How about cheaper drives such as
- Adata XPG SX8200
- Crucial P1
- Sabrent Rocket Q
- Intel 660
The reviews on these are very confusing. Toms hardware doesnt even list the 750 in its top list
https://www.tomshardware.com/reviews/best-ssds,3891.html
Of all these choices, which one to buy?
@NewMaxx, a user here, is incredibly knowledgeable about this stuff. He has a subReddit
here, and a website
here regarding SSD/NVMes, the technology, and his ratings regarding SSD/NVMe drives. I trust him far more than I would any penny grubbing commercial website on this issue as he has more than demonstrated the breadth of his knowledge on this subject. He has a buying guide flowchart
here and a spreadsheet
here which break them down into his categories. On the flowchart, standard SSDs are on the left and NVMEs begin in the middle and go to the right. He ranks NVMes as Budget, Moderate, Consumer, Prosumer, and Prosumer/Consumer. In general, the hardware quality (controllers, flash, DRAM cache, etc) increases as you move to the higher categories.
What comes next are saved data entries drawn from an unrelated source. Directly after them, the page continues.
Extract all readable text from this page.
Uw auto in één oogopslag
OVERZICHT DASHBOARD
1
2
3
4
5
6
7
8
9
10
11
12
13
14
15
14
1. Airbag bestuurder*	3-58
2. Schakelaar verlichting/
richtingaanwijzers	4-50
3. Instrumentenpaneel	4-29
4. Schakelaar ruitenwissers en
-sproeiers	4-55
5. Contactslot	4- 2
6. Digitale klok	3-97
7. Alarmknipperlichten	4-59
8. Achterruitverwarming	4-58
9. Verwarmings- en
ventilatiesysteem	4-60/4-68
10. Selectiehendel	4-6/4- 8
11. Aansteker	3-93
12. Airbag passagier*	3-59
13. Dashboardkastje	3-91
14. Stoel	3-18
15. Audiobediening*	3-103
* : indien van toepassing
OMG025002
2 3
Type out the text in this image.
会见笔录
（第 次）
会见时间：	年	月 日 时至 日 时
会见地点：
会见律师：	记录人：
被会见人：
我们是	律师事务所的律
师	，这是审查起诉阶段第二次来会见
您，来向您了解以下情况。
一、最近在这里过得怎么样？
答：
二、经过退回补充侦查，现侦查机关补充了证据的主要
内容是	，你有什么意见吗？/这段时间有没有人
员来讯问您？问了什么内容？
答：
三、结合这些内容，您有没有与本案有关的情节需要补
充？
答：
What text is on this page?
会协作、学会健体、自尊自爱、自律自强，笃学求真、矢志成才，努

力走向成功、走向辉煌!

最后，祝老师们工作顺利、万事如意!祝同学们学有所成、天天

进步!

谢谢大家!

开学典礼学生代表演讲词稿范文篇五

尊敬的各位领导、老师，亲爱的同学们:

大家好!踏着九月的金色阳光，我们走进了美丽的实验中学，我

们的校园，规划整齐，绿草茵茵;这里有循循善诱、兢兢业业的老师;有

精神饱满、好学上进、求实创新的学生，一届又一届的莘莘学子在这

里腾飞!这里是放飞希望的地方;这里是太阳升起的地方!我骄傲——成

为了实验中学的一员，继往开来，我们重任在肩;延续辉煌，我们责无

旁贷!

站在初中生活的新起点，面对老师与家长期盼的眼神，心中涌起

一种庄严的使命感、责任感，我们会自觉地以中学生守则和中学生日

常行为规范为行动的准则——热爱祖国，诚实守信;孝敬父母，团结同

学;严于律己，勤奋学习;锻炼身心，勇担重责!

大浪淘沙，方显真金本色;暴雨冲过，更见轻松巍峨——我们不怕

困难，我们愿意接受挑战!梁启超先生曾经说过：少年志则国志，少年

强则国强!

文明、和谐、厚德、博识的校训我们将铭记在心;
In general, there is nothing wrong with the cheaper category drives but YMMV and you generally get what you pay for. The controllers are generally less capable, the flash will be slower, the drive may not contain dedicated DRAM cache, write speeds will be lower, etc. As long as I have the money, I'm generally a snob about it -- obviously, having any SSD/NVMe beats having no SSD/NVMe at all, but beyond that I'm not going to use a drive he rates any lower than consumer on any of my own builds (again, as long as I can afford it). He rates the SN750 as prosumer, and the Samsung 970 Evo Plus as prosumer/consumer.